3. Because you care about your people
In recent years, the self-help industry has taken somewhat of a battering. The recent focus on “finding your bliss”, positive psychology and a variety of other terms focussed on how to be happy has come under some criticism due to the increasingly popular view that the true path to fulfilment and happiness is to stop thinking inwardly and start looking outwardly. There is a large and growing body of research around the positive psychological effects of helping others. Simon Sinek, author of Start with Why and Leaders Eat Last even suggests we should rename the “self-help” section of the bookstore “helping others”. For a light read, see Huffington Post’s 2016 article titled “10 Facts that Prove Helping Others is a Key to Achieving Happiness”
http://www.huffingtonpost.com/2016/12/12/international-day-of-happiness-helping-_n_6905446.html

Creating an environment where people are focussed on helping those around them creates a far more fulfilling and satisfying place to be. And remember, it goes both ways. Not only are your people helping others, but they’re also the “customer” of someone else, and therefore benefiting from other’s efforts. Suddenly barriers are removed, frustrations are minimised and it’s a better place to be.

 

Here’s where I think the internal customer concept has gone wrong for some organisations, and therefore fallen out of favour.

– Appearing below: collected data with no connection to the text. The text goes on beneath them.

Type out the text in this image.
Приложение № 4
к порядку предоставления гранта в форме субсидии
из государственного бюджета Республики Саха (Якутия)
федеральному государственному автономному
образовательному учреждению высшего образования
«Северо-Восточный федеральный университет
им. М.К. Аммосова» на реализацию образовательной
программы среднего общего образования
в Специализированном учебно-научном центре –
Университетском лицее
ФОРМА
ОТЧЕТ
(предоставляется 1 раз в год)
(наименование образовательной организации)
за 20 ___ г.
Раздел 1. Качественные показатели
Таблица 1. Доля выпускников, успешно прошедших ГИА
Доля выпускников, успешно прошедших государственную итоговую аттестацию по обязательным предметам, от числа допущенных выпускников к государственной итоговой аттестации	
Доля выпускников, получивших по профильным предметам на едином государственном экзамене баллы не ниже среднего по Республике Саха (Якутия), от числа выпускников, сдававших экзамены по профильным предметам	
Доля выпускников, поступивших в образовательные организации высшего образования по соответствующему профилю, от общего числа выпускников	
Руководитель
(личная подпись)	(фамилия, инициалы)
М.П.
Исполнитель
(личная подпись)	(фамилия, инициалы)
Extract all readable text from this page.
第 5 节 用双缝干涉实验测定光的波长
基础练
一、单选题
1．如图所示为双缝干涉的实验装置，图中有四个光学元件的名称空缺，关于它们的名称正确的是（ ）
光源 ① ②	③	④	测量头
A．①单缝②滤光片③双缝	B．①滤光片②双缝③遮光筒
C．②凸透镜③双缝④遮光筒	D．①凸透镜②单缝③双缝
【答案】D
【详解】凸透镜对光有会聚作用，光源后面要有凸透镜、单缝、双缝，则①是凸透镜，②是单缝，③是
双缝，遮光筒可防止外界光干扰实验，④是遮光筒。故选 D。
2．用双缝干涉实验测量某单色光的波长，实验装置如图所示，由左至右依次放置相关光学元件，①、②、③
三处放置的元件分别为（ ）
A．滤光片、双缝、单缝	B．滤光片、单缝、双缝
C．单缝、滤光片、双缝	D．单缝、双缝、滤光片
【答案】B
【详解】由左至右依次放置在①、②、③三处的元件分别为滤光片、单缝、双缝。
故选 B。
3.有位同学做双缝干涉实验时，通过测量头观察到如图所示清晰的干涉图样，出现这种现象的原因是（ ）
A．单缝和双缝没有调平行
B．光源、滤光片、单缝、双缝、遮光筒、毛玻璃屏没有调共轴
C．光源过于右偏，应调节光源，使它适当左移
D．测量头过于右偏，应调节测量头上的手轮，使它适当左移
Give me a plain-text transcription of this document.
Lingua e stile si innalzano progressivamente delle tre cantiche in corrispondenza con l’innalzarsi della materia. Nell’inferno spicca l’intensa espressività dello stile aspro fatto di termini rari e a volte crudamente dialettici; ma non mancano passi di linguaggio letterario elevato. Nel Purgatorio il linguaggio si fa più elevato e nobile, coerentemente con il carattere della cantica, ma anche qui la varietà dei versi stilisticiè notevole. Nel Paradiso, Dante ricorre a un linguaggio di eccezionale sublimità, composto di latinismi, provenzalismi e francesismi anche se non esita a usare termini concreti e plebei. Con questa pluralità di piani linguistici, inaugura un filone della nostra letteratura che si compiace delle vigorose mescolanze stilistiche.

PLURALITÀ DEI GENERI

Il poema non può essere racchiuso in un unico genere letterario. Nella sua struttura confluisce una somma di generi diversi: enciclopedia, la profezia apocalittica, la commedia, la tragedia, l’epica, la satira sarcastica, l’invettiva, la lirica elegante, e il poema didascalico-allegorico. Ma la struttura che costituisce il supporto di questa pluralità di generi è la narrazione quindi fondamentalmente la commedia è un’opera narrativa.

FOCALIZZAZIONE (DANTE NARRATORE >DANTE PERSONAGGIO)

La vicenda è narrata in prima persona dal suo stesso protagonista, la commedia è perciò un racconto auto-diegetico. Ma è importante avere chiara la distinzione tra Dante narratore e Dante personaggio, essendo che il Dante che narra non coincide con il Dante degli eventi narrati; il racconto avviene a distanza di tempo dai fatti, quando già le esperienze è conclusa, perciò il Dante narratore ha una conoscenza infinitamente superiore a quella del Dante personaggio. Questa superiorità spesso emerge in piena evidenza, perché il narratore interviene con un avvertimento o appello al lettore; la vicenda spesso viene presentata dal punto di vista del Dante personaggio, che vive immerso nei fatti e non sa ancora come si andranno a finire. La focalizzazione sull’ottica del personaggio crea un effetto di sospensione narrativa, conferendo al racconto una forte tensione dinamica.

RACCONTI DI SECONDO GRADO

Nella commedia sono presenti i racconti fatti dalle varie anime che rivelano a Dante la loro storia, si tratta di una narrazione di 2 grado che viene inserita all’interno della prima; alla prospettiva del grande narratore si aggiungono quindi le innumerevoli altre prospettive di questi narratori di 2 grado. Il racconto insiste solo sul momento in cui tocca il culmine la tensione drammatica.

When creating awareness and buy-in for the concept, one of the first steps is to identify who your internal customers and suppliers are, often achieved through a process of customer/supplier mapping. The next step is often for each department to sit with each of their internal customers and create what can be very structured and detailed customer/supplier agreements, each with a set of customer goals which will be measured and reviewed over time. Now if you imagine that each department may have between five and ten key internal customers, it doesn’t take long to see how this system can get unwieldy and out of hand.

It doesn’t have to be this way. The key to any of these concepts is to take small steps and KEEP IT SIMPLE! Start with one team. Get them to identify their internal customers and encourage them to start having conversations with them. Ask them to challenge their own assumptions about what these people need and why. Get them to set up a simple mechanism for receiving feedback from their customers, and encourage them to make changes to their practices and systems as a result. Move on to the next team. Once people start getting a taste of this new outward-looking approach, the buzz will start to spread.

The Internal Customer may have been replaced by newer and funkier concepts in recent years, but this is one that deserves a dusting off because I believe it still has the power to do remarkable things in our organisations – in fact in our current world of me-me-me, perhaps it’s just the tonic we need.